Not everything I do is entirely original. The plot for the following story was stolen. You will probably recognize the source.
***
There was one breed of predator on Haven, and it covered that world. If ever there had been other predators, they must have died out long ago, unable to compete. No predator of Earth— wolf, hyena, lion— could have matched a killer who could read the minds of its prey.
The first generation of men on Haven had lived behind electrified barbed wire, with electrified double gates arranged in pairs, airlock fashion. The predators never tried to break through the barrier, and they never missed a man who ventured beyond. Large armed groups usually returned with members missing, and the survivors had never seen a thing.

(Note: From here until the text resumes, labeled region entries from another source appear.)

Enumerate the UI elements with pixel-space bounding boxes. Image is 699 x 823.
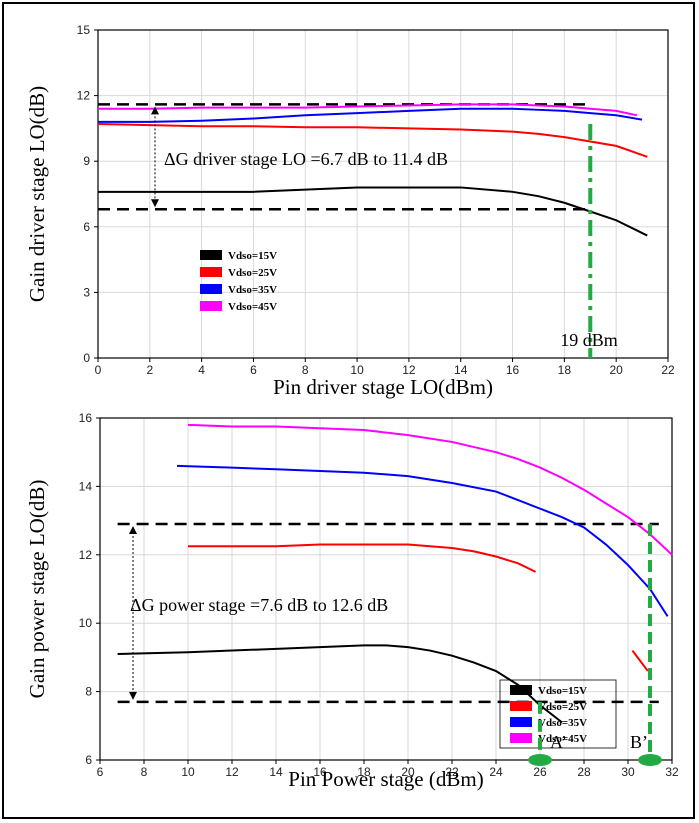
chart2-marker-oval xyxy=(638,754,662,766)
chart2-x-tick-label: 16 xyxy=(313,765,327,779)
chart2-point-a-label: A’ xyxy=(550,732,567,752)
chart2-series-line xyxy=(176,464,669,617)
chart2-x-tick-label: 32 xyxy=(665,765,679,779)
chart1-axes-box xyxy=(97,29,669,359)
chart1-x-tick-label: 8 xyxy=(302,363,309,377)
chart1-legend-label: Vdso=45V xyxy=(228,301,277,313)
chart2-x-tick-label: 14 xyxy=(269,765,283,779)
chart2-x-tick-label: 10 xyxy=(181,765,195,779)
chart1-vline-label: 19 dBm xyxy=(560,330,618,350)
chart1-series-line xyxy=(98,186,648,237)
chart2-legend-swatch xyxy=(510,685,532,695)
chart2-legend-swatch xyxy=(510,717,532,727)
chart1-x-tick-label: 2 xyxy=(146,363,153,377)
chart2-x-tick-label: 28 xyxy=(577,765,591,779)
chart1-x-tick-label: 16 xyxy=(506,363,520,377)
chart2-y-tick-label: 8 xyxy=(85,685,92,699)
chart2-x-tick-label: 22 xyxy=(445,765,459,779)
chart1-legend-label: Vdso=25V xyxy=(228,267,277,279)
chart1-y-tick-label: 6 xyxy=(83,220,90,234)
chart2-series-line xyxy=(187,423,673,556)
chart2-y-tick-label: 14 xyxy=(79,479,93,493)
chart1-x-tick-label: 0 xyxy=(95,363,102,377)
chart1-y-tick-label: 12 xyxy=(77,89,91,103)
chart2-delta-arrowhead xyxy=(129,526,137,535)
chart1-x-axis-label: Pin driver stage LO(dBm) xyxy=(273,375,493,399)
chart1-x-tick-label: 20 xyxy=(610,363,624,377)
chart2-x-tick-label: 26 xyxy=(533,765,547,779)
chart2-x-axis-label: Pin Power stage (dBm) xyxy=(288,767,483,791)
chart1-legend-swatch xyxy=(200,284,222,294)
chart1-legend-label: Vdso=35V xyxy=(228,284,277,296)
chart1-legend-swatch xyxy=(200,267,222,277)
chart2-legend-box xyxy=(499,679,617,749)
chart2-legend-label: Vdso=35V xyxy=(538,717,587,729)
chart1-y-tick-label: 3 xyxy=(83,285,90,299)
chart1-y-tick-label: 15 xyxy=(77,23,91,37)
chart2-legend-swatch xyxy=(510,701,532,711)
chart1-y-axis-label: Gain driver stage LO(dB) xyxy=(25,86,49,302)
chart1-legend-label: Vdso=15V xyxy=(228,250,277,262)
chart1-series-line xyxy=(98,107,643,123)
chart2-x-tick-label: 6 xyxy=(97,765,104,779)
chart1-legend-swatch xyxy=(200,250,222,260)
chart2-y-tick-label: 10 xyxy=(79,616,93,630)
chart1-legend: Vdso=15V Vdso=25V Vdso=35V Vdso=45V xyxy=(200,250,277,313)
chart1-x-tick-label: 18 xyxy=(558,363,572,377)
chart1-x-tick-label: 10 xyxy=(350,363,364,377)
chart1-x-tick-label: 6 xyxy=(250,363,257,377)
chart2-legend-label: Vdso=25V xyxy=(538,701,587,713)
chart2-y-axis-label: Gain power stage LO(dB) xyxy=(25,480,49,699)
chart1-x-tick-label: 4 xyxy=(198,363,205,377)
chart1-x-tick-label: 12 xyxy=(402,363,416,377)
chart2-y-tick-label: 16 xyxy=(79,411,93,425)
chart2-marker-oval xyxy=(528,754,552,766)
chart2-delta-annotation: ΔG power stage =7.6 dB to 12.6 dB xyxy=(130,595,388,615)
chart1-series-line xyxy=(98,103,638,117)
chart1-delta-arrowhead xyxy=(151,106,159,115)
chart2-y-tick-label: 12 xyxy=(79,548,93,562)
chart2-x-tick-label: 20 xyxy=(401,765,415,779)
chart1-y-tick-label: 9 xyxy=(83,154,90,168)
chart2-plot-area: 6 8 10 12 14 16 18 20 22 24 26 28 30 32 6 8 10 12 14 16 Vdso… xyxy=(79,411,679,779)
chart2-point-b-label: B’ xyxy=(630,732,648,752)
chart1-legend-swatch xyxy=(200,301,222,311)
chart1-series-line xyxy=(97,123,648,158)
chart2-legend-label: Vdso=45V xyxy=(538,733,587,745)
chart2-legend-swatch xyxy=(510,733,532,743)
chart1-y-tick-label: 0 xyxy=(83,351,90,365)
chart2-x-tick-label: 8 xyxy=(141,765,148,779)
chart2-series-line xyxy=(117,644,563,724)
chart2-axes-box xyxy=(99,417,673,761)
chart2-x-tick-label: 18 xyxy=(357,765,371,779)
chart1-delta-annotation: ΔG driver stage LO =6.7 dB to 11.4 dB xyxy=(164,149,448,169)
chart1-x-tick-label: 22 xyxy=(661,363,675,377)
chart1-x-tick-label: 14 xyxy=(454,363,468,377)
chart2-x-tick-label: 24 xyxy=(489,765,503,779)
chart1-delta-arrowhead xyxy=(151,199,159,208)
chart2-series-line xyxy=(188,543,537,573)
chart2-legend-label: Vdso=15V xyxy=(538,685,587,697)
chart2-y-tick-label: 6 xyxy=(85,753,92,767)
chart2-x-tick-label: 30 xyxy=(621,765,635,779)
chart1-plot-area: 0 2 4 6 8 10 12 14 16 18 20 2203691215Vdso=15VVdso=… xyxy=(77,23,675,377)
chart2-delta-arrowhead xyxy=(129,691,137,700)
chart2-series-line xyxy=(631,649,649,672)
chart2-x-tick-label: 12 xyxy=(225,765,239,779)
chart2-legend: Vdso=15V Vdso=25V Vdso=35V Vdso=45V xyxy=(499,679,617,749)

Haven was a lush green world, but the Haven colony seemed doomed. How could men conquer a world from behind barbed wire?
Thirty years of that; and then a defense was found.
Afterward it was as if there were no predators at all on Haven. The colony bloomed. But the first settlers still tended to stay within the city; and the tale of the nonesuch remained.
***
The nonesuch was stalking a young girl.
He had not caught sight or smell of her. But, beyond a rise of rolling green hill, he had touched her mind.
Her rather pleasant thoughts trickled through his brain, and he moved toward her.
The nonesuch was lazy by inclination. He rarely had trouble keeping himself fed. The prey never ran, not if he was careful. And the girl seemed in no hurry.
The nonesuch didn't hurry either. He plodded upward, toward the crest of the hill.
Starbase Town was well behind her. Doris MacAran strolled through a dwarf forest, smiling as she sniffed the smells of growing vegetation. Alien smells, but not to her. She wore a backpack and canteen.
The eggs and sugar and flour and ham in her backpack were for old Hildegarde Burns, Great-Aunt Hildegarde who couldn't come to town herself because she'd sprained an ankle. And Great-Uncle Horace was at a silver-mining site far east of here... but who would need an excuse to go hiking on a day like this?
Doris MacAran. Sixteen years old, black-haired, darkly tanned, healthy, active, uncommonly pretty. Her health was a matter of selection, derived from eight great-grandparents who had been chosen to colonize a world. Active: well, on a colony world everyone walked. The vehicle industry was rolling along, but what it built was VTOL craft to explore the further reaches of the continent.